Nicolas Sarkozy a publié vendredi une chronique au sujet d’internet. J’ai apprécié de voir partout le mot liberté, présenté comme une des valeurs essentielles d’internet, pour tiquer de le voir très vite modérer par des mais.

Une mesure m’est apparue comme excellente :

Pour faire le pendant avec l’exonération de charges fiscales et sociales sur les heures supplémentaires, les revenus tirés d’une activité numérique personnelle seront exonérés de charges sociales et fiscales dans une limite à définir. Au-delà, un statut simplifié de micro-entreprise numérique permettra à ces activités de croître et de se développer.

Tous les blogueurs pourraient ainsi plus facilement monétiser leur site. Tous les Français pourraient se lancer dans l’ebusiness maison. Tout cela est très bien, cohérent. J’aurais insisté sur la formation et, surtout, sur le besoin d’une plus grande transparence concernant la publication des données publiques. Pour moi, toutes les données produites par l’État appartiennent aux citoyens. Elles sont toutes du domaine public. En les ouvrant, on favorisera la wikinomics.

N’allez pas croire que je signe le texte.

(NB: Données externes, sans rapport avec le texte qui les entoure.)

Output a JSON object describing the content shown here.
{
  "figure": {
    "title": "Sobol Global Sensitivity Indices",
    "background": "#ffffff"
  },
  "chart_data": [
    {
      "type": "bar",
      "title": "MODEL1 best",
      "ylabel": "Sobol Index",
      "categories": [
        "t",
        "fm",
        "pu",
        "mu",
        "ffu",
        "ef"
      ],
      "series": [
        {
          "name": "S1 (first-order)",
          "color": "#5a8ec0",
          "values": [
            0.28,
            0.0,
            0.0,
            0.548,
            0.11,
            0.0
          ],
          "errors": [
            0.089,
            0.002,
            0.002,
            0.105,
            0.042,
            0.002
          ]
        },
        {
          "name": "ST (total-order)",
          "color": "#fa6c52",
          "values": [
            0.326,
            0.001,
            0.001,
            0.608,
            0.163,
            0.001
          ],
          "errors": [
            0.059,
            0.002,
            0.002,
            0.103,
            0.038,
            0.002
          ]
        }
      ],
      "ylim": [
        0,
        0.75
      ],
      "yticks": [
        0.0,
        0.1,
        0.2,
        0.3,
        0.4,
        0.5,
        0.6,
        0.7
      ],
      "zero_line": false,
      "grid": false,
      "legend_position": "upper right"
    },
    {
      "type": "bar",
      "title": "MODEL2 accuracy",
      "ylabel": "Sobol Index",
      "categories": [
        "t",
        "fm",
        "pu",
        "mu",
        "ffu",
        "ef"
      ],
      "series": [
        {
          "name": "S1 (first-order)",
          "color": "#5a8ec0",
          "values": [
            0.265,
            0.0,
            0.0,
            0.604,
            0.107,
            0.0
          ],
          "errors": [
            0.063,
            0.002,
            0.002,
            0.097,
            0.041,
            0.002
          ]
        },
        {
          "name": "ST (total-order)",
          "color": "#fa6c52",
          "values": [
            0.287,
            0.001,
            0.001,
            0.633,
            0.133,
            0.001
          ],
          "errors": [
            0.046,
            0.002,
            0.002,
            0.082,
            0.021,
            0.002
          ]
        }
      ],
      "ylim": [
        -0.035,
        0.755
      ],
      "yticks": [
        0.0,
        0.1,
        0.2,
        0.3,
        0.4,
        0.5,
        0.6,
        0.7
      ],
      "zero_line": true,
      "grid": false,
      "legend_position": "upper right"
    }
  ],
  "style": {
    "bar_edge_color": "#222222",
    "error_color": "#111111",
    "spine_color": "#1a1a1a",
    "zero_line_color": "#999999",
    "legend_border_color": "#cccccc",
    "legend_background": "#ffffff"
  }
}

Dès le début, mon amour de la liberté s’est trouvé agressé. Par exemple :

Les métiers de la culture, en particulier la musique, seront plus que jamais au cœur de ce nouvel environnement et accompagner leur mutation en protégeant leurs spécificités est un enjeu majeur.

Ça veut dire quoi les protéger ? Si on protège les uns, ne réduit-on pas très vite la liberté des autres.

Sans protection des libertés, il n’y a pas de liberté, dit Sarkozy.

Certes. Mais faut-il protéger les géants de la musique et, ce faisant, bloquer l’innovation des auteurs indépendants ? Je suis toujours pour la protection des faibles mais j’ai toujours peur que les forts de s’assurent une protection plus grande qu’ils n’en bénéficient déjà.

La deuxième, c’est qu’internet est et doit rester un espace de liberté. Mais liberté ne signifie pas absence de règles, ni absence de protection contre les risques de dérive d’une société totalement numérisée. La CNIL sera le garant de ces équilibres et je ferai évoluer son statut vers plus d’indépendance et plus de moyens d’action.

La troisième, enfin, c’est qu’internet est un territoire sur lequel il faut savoir anticiper et agir ensemble. Dans cet univers décentralisé, la concertation et l’intelligence collective sont indispensables. Mais notre pays souffre aussi d’une absence de pilotage politique et technique lui permettant de s’affirmer comme une nation qui compte dans le monde numérique. Nous devons nous doter d’une gouvernance d’internet.

Deux « mais » qui m’inquiètent quelque peu après deux débuts de phrase qui ne peuvent que me plaire, surtout après avoir défendu moi-même cette idée d’internet comme territoire.

C’est quoi une gouvernance d’internet ? Internet aujourd’hui fonctionne très bien et de mieux en mieux sans une telle gouvernance qui viendrait en entraver le développement.

Internet a réussi à se développer à une vitesse incroyable parce que justement personne n’a ni pensé ni présidé son développement. Le gouvernement d’internet, c’est l’autogouvernance. Après avoir employé autant de fois le mot liberté dans ce texte, je ne comprends pas pourquoi Nicolas Sarkozy n’est pas capable de franchir cette étape.

Au fond, je crois qu’il veut le pouvoir avant tout. Que l’autogouvernance puisse fonctionner, c’est quelque chose qu’il ne peut admettre. Cette possibilité scie la branche idéologique qu’il chevauche.

Les bons manageurs comprennent pourtant assez vite dans leur carrière que le meilleur management c’est le non-management, c’est de faire confiance.

L’autogouvernance d’internet n’est pas négociable.

J’ai évoqué ce sujet avec Eric Walter, le conseiller internet à l’UMP. Il m’a avoué que ce paragraphe au sujet de la gouvernance n’était pas clair. Il faut entendre la gouvernance de l’action publique sur internet, pas la gouvernance d’internet lui-même. Je respecte Walter, j’espère qu’il saura défendre cette position.